I hope you enjoyed the letter I received from the Queen of England in yesterday's blog. I do hope that the Queen can find the time to make it here to mow for me. I was very honored that she offered me the position of professor of agriculture at Cambridge. I will have to decline the offer because it rains a lot there, and I don't want to have to smell wet humans. All us dogs know that rain is Mother Nature's way of giving a dog a shower. I know Great Britain is a nice country, but I prefer a country that has less rain and more snow.
I got to thinking that if the Queen could use some extra money, the Pope could probably use some extra money too. After all, the church actually passes around a collection plate because they need money so much. Very much like the guy on the street who plays the guitar for extra cash, I have to assume that is why the church has the music and everything--it is the entertainment that they ask the humans to pay for. I'm not sure if I am supposed to refer to him as Mr. Pope or His Popeness, but if you are reading this, Mr. Pope, I have a business plan all set up for you. If it takes off, you might need to hire some people, but you can start it on your own. It is a septic tank cleaning business. Before you know it, you might not need those collection plates anymore, and you won't have to depend on the generosity of others. By the way, I'm also thinking of an edition of collector collection plates....I think I am the first to think of that-featuring different popes maybe wearing swim suits. In fact, a calendar of past popes would be a good seller. One pope can dress as a lifeguard, one a fireman, one in a business suit--you get the idea.
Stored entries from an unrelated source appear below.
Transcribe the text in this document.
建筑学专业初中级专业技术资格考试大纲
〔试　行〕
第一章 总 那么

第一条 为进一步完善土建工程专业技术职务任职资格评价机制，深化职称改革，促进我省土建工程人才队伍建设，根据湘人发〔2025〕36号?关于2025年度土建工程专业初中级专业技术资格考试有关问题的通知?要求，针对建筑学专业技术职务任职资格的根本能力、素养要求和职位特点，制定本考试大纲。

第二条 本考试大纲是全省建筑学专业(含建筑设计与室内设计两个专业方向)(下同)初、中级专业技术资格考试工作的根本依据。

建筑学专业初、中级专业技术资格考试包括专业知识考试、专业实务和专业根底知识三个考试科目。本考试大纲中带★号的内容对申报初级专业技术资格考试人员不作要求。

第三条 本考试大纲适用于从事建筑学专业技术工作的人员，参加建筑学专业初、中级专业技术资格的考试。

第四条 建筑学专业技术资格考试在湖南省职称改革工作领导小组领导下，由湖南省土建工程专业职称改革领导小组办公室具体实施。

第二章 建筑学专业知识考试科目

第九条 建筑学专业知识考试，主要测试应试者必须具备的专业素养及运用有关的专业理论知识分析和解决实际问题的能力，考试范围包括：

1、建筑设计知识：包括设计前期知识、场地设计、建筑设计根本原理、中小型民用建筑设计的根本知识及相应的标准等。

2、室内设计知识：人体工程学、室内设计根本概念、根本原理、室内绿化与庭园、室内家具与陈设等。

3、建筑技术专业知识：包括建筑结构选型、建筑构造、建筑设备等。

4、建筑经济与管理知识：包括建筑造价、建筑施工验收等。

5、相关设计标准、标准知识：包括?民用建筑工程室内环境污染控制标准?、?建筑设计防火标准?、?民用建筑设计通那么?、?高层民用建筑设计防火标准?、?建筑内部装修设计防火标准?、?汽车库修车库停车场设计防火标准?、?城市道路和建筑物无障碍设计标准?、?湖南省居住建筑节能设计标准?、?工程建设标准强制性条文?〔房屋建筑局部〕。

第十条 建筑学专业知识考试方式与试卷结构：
I am thinking of hiring some body guards. Yes, Demon Flash Bandit has become so popular on the Internet that hiring bodyguards would be a good idea. You can never be too careful. Sure, I can take care of myself, but a dog likes to take a nap, and super villains love to take advantage of the good guy when he is taking a nap. I was perusing the cereal aisle of my local supermarket for possible candidates for the job. Candidates include, Capt. Crunch because of his military experience, Count Chocula because it takes a villain to fight a villain, Boo Berry because he has the boos so bad and needs the work, Tony the Tiger because he is g-r-e-a-t, and Mr. T although I'm quite sure the store should update their stock. Snap, Crackle, and Pop are out of the question because I am not issuing 3 paychecks for those dudes. I know Count Chocula might be busy thanks to the popularity of vampires due to that Twilight movie franchise. Have you heard the girls talking about being on Team Chocula? I've even read it on the tshirts. By the way, if this dog had to support a team from Twilight, Team Chocula has my vote. On the other paw, I might even hire someone from the royal family since I'm such a good pal of the Queen, I could hire Charles because with those ears, no one could sneak up on him.
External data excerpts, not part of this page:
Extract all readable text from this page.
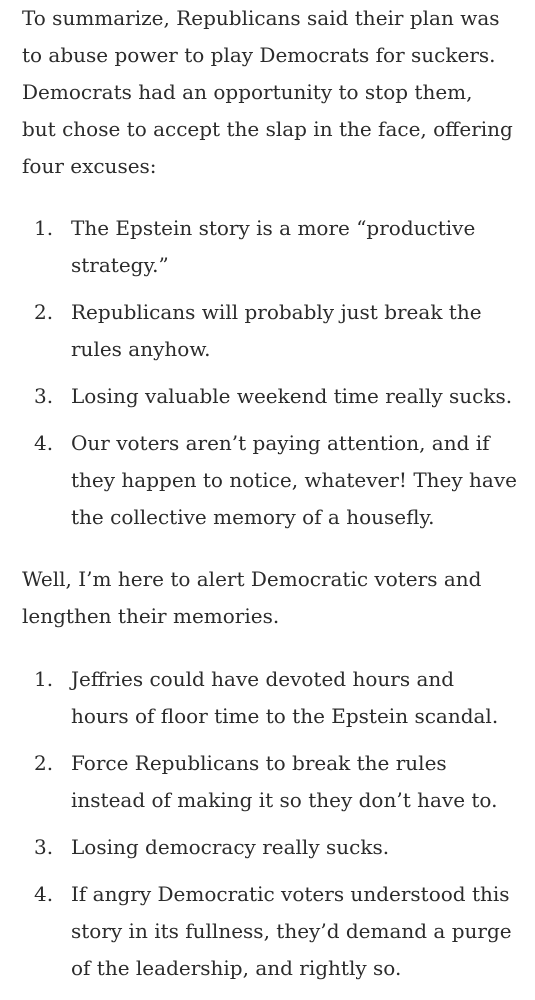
To summarize, Republicans said their plan was
to abuse power to play Democrats for suckers.
Democrats had an opportunity to stop them,
but chose to accept the slap in the face, offering
four excuses:

1. The Epstein story is a more “productive
strategy.”
2. Republicans will probably just break the
rules anyhow.
3. Losing valuable weekend time really sucks.
4. Our voters aren’t paying attention, and if
they happen to notice, whatever! They have
the collective memory of a housefly.

Well, I’m here to alert Democratic voters and
lengthen their memories.

1. Jeffries could have devoted hours and
hours of floor time to the Epstein scandal.
2. Force Republicans to break the rules
instead of making it so they don’t have to.
3. Losing democracy really sucks.
4. If angry Democratic voters understood this
story in its fullness, they’d demand a purge
of the leadership, and rightly so.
Thanks to my blog about helping the Queen come up with more money, I got a call from Bo Obama (first dog) asking me to come to the White House to fix things for the United States. That is how it always works out--if you want a solution to a big problem, call in a dog. I will share my brilliant ideas for the U.S. economy in an upcoming blog. Hey, I don't get paid to write this blog, and a dog's time is valuable. I could be napping. One final word to the Queen: Queen Lady, the grass isn't getting any shorter!